I just got home from playing for the Tremper High School Christmas Concert . . . and I wish that I thought to charge Polly by the note – because I ended up playing a blizzard of notes tonight. Between “The Lord is my Light” “Sing we now of Christmas” and “Tomorrow Shall Be My Dancing Day” I was really burning up the keyboard and having a ball. And wonder of wonders, I even managed the wild page turns in Leroy Anderson’s “Sleigh Ride.”
And then. . . in one of the slowest, gentlest, and easiest accompaniments of the night – “O Nata Lux” – which also happens to be one of Polly’s very favorite pieces – I hit a nasty clinker in the left hand which made me want to stop playing, stand up, and yell “Cut!

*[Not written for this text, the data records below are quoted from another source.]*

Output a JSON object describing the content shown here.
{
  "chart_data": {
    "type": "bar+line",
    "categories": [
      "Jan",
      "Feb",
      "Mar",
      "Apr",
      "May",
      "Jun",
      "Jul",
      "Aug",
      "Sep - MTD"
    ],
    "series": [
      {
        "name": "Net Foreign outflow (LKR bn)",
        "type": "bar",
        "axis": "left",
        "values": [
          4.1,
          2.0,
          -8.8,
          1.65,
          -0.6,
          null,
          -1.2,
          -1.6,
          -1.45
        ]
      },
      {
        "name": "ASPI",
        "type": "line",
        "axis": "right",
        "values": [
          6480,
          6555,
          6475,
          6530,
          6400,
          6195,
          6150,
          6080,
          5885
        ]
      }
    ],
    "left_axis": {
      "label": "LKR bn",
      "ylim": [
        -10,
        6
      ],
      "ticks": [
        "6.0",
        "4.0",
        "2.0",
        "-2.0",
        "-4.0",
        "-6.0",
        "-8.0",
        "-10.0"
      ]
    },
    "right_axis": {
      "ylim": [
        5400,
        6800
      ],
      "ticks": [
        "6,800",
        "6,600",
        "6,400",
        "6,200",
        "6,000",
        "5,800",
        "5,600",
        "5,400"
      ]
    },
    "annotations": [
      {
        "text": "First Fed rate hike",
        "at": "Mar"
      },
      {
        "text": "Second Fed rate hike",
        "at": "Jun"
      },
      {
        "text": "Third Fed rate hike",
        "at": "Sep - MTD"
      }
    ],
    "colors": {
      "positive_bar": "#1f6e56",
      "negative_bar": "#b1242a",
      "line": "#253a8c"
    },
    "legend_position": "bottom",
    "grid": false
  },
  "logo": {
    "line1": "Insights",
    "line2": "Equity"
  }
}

Take Two!” But instead, I just gritted my teeth and kept playing, but for the rest of the piece (and for the rest of the concert) I wished with all my heart that I had one of those magical remotes where you could hit rewind and relive an unfortunate moment that you’d like to have back. And what’s worse, tonight’s concert was recorded – and that means that years from now, when people take out their Tremper 2009 Christmas Concert CD and play this particular piece, they will be regurgitating my nasty little mishap.
Maybe I’m reminded of what Marshall and I did back in college when from time to time (when we were in a mischievous mood) we would listen to an earlier recording of Luther’s Messiah – one made before we were students there – and gleefully replay a couple of unfortunate moments. One was at the end of “Every Valley” when the tenor sounded like a pheasant caught in a bear trap (he would have been fine had he stuck to the written score, but he got in trouble when trying to sing some high ornaments at the end of the aria.) Another was during “He shall feed his flock” when the alto sort of cracked on one little eighth note but it was enough to change a ‘g’ to a ‘g-flat’, which in the middle of a rising melodic line was like the world’s biggest zit on the Mona Lisa. We would put on the record and listen to those two moments over and over, snickering like two junior high kids. (It just occurred to me that I probably should have asked Marshall before using his name in this entry- so maybe you should pretend it was just me, and that Marshall was sitting on the other side of the room, glaring disapprovingly. ) The point is that those innocent little mistakes are preserved forever on that LP – and my ham-handed left hand error is similarly preserved for all time to come on tonight’s CD. And someday, if one of tonight’s singers gets a laugh out of replaying my mistake over and over, ad infinitum, I will have no cause for complaint. I deserve it.
Anyway, aside from that little left-handed smudge it was a good night, full of superb singing – and the best part of the night for me was hearing Polly’s top choir sing my song “Great and Glorious Light” so skillfully – and so joyfully. Over these last four or five years, I think one of the greatest professional and personal pleasures of my life has been in collaborating with Polly’s top Tremper choir in various songs of mine- “Strike the Rock,” “Strength,” “Keep a Runnin’ for the Prize,” “Winter and the Rose,” “Pace,” and this year “Great and Glorious Light.” I can always count on them giving their all and singing well – but what means even more to me is their enthusiasm. I don’t know if I am ever going to get around to sending any of my pieces off to potential publishers . . . at the rate I’m going, it will never happen . . . and even if I do end up submitting something, who knows if anything will ever actually end up in print. . . but no matter what ever happens with that, I have already tasted the sweet pleasure of having these young singers like my songs.
It’s almost enough to help me forget tonight’s nasty mistake in the left hand.
pictured above: I snapped this picture while standing offstage between sets during tonight’s concert. Polly’s women’s choir is walking onstage.